Kasat Resnarkoba AKP Taufik, penangkapan berawal dari informasi masyarakat yang mencurigai adanya aktivitas transaksi narkotika di daerah tersebut. Menindaklanjuti laporan itu, Tim Lintah Bara segera melakukan penyelidikan mendalam hingga akhirnya berhasil menangkap dua orang pelaku tanpa perlawanan.
“Benar, kami telah mengamankan dua orang pelaku beserta barang bukti yang diduga sabu-sabu. Mereka kedapatan transaksi jual beli sabu. Keduanya kini tengah menjalani pemeriksaan intensif di Polres Sawahlunto,” ujar AKP Taufik dalam keterangan resminya, Kamis (13/11).

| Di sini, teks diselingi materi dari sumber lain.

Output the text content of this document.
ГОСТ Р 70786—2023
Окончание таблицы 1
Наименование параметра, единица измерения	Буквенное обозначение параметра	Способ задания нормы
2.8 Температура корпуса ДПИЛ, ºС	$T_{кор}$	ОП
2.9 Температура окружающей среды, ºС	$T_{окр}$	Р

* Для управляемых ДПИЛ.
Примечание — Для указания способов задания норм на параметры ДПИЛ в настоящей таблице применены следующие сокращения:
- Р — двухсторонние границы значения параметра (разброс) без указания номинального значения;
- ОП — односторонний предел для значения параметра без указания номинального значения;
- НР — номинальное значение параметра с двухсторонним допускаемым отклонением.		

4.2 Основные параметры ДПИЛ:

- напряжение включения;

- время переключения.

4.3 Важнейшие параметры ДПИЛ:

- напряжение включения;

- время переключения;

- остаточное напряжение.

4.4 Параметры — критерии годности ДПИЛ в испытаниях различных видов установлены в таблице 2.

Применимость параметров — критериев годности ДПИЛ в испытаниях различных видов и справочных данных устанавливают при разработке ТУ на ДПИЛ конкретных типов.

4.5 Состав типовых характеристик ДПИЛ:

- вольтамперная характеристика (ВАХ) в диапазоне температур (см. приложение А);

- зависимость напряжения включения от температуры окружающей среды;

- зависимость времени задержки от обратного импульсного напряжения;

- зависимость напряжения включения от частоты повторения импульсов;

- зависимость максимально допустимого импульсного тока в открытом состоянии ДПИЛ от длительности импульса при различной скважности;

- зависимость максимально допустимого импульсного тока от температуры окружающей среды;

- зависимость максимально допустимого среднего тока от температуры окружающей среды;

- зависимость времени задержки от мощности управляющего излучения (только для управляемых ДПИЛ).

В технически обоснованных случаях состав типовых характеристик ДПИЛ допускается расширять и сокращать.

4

Dijelaskan AKP Taufik, dari tangan pelaku, petugas berhasil menyita sejumlah barang bukti berupa paket sabu siap edar, alat hisap (bong), serta telepon genggam yang diduga digunakan untuk bertransaksi.
“Kedua pelaku kini dijerat dengan pasal 114 dan 112 Undang-Undang Nomor 35 Tahun 2009 tentang Narkotika, dengan ancaman hukuman maksimal 20 tahun penjara,” kata AKP Taufik.
AKP Taufik menegaskan bahwa pihaknya tidak akan memberi ruang sedikit pun bagi peredaran narkoba di wilayah hukum Polres Sawahlunto. “Kami akan terus melakukan upaya preventif dan represif. Perang terhadap narkoba tidak boleh kendor karena ini menyangkut masa depan generasi bangsa,” tegasnya.
Kapolres Sawahlunto, AKBP.Simon Yana Putra melalui Kasat Resnarkoba juga mengimbau masyarakat agar terus berperan aktif memberikan informasi kepada pihak kepolisian apabila mengetahui adanya dugaan penyalahgunaan narkotika di lingkungannya.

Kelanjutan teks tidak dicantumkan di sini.